Gaming climate change

Here are two recent items on (war)gaming climate change that may be of interest.

First this:

More than 30 individuals participated in a Climate Change Wargame co-hosted by the Center for Excellence in Disaster Management and Humanitarian Assistance and the Office of the Under Secretary of Defense for Policy Arctic and Global Resilience team. The wargame, “Ho’okele Mua” or “Navigating the Future,” was designed by The Center for Naval Analyses to address various scenarios in which the U.S. Indo-Pacific Command can best prepare for strategic and operational climate change impacts in the region.

Several images from the game can be seen at DIVIDS. UPDATE: As Aaron Danis points out, there’s also a press release for the event here.

Second, there’s this recent GUWS talk by Ed McGrady:

Climate change games are often a welcome break from our natural focus on games of war and destruction. However they present significant challenges to the aspiring designer.
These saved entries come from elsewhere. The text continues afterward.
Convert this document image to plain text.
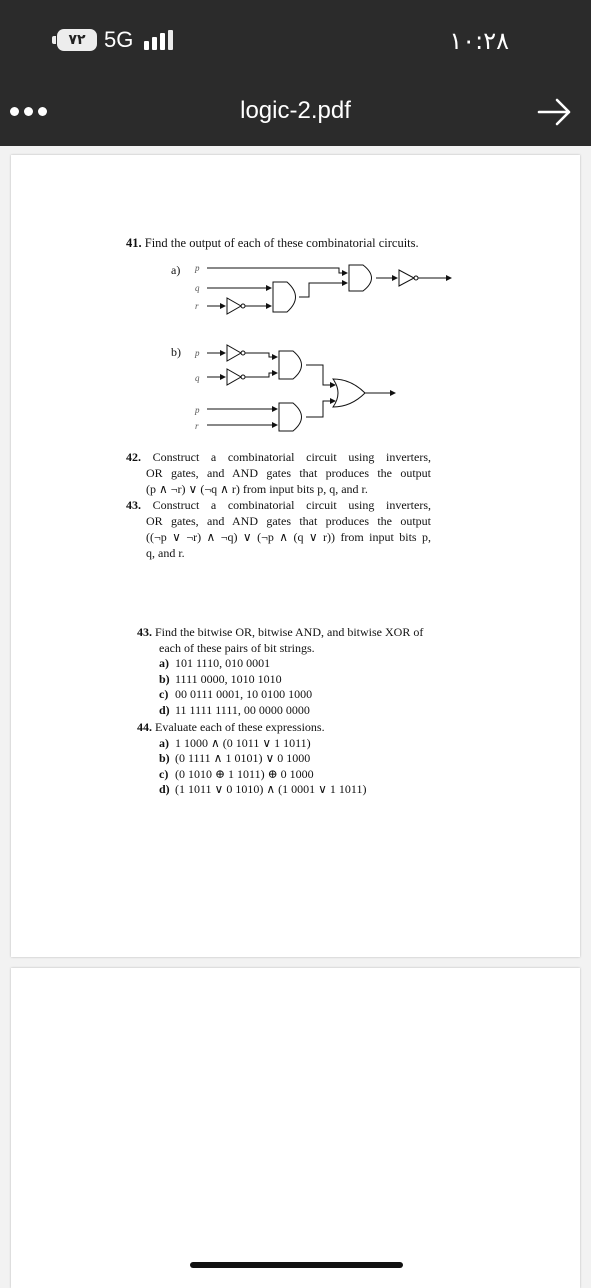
٧٢ 5G	١٠:٢٨
logic-2.pdf
41. Find the output of each of these combinatorial circuits.
a)
b)
p
q
r
p
q
p
r
42. Construct a combinatorial circuit using inverters,
OR gates, and AND gates that produces the output
(p ∧ ¬r) ∨ (¬q ∧ r) from input bits p, q, and r.
43. Construct a combinatorial circuit using inverters,
OR gates, and AND gates that produces the output
((¬p ∨ ¬r) ∧ ¬q) ∨ (¬p ∧ (q ∨ r)) from input bits p,
q, and r.
43. Find the bitwise OR, bitwise AND, and bitwise XOR of
each of these pairs of bit strings.
a) 101 1110, 010 0001
b) 1111 0000, 1010 1010
c) 00 0111 0001, 10 0100 1000
d) 11 1111 1111, 00 0000 0000
44. Evaluate each of these expressions.
a) 1 1000 ∧ (0 1011 ∨ 1 1011)
b) (0 1111 ∧ 1 0101) ∨ 0 1000
c) (0 1010 ⊕ 1 1011) ⊕ 0 1000
d) (1 1011 ∨ 0 1010) ∧ (1 0001 ∨ 1 1011)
These challenges can be divided into those of mechanics, science, and culture. But, wait, a lot of these challenges may not be what you expect! The challenge with mechanics is being able to represent in the game everything you need to represent in order to allow the players to address climate issues. It’s a lot. The challenge with science is not that you do not have it, rather its the large abundance of science you do have, your ability to distill it down into something manageable, and the need to get disparate climate change experts to agree on something. Finally, the culture of climate change advocacy, politics, and processes does have a huge impact on your ability to design the game. But not because of climate deniers, rather the culture of the climate science and response community can itself present challenges. This can even extend to your own workforce. All of these challenges can be overcome, but for those of us seeking to build simulation games, vice “toy” or “educational” games, these challenges can present a big barrier to successful climate change game design. This talk will discuss each of these issues, from the perspective of someone who has had to address them, and overcome them (sometimes surrender to them), in multiple climate simulation games. When possible I will offer solutions, at least solutions I have found useful.

Of course, the Georgetown Wargaming Society has sponsored and is sponsoring many, many wargaming talks of interest, so you should check out their website.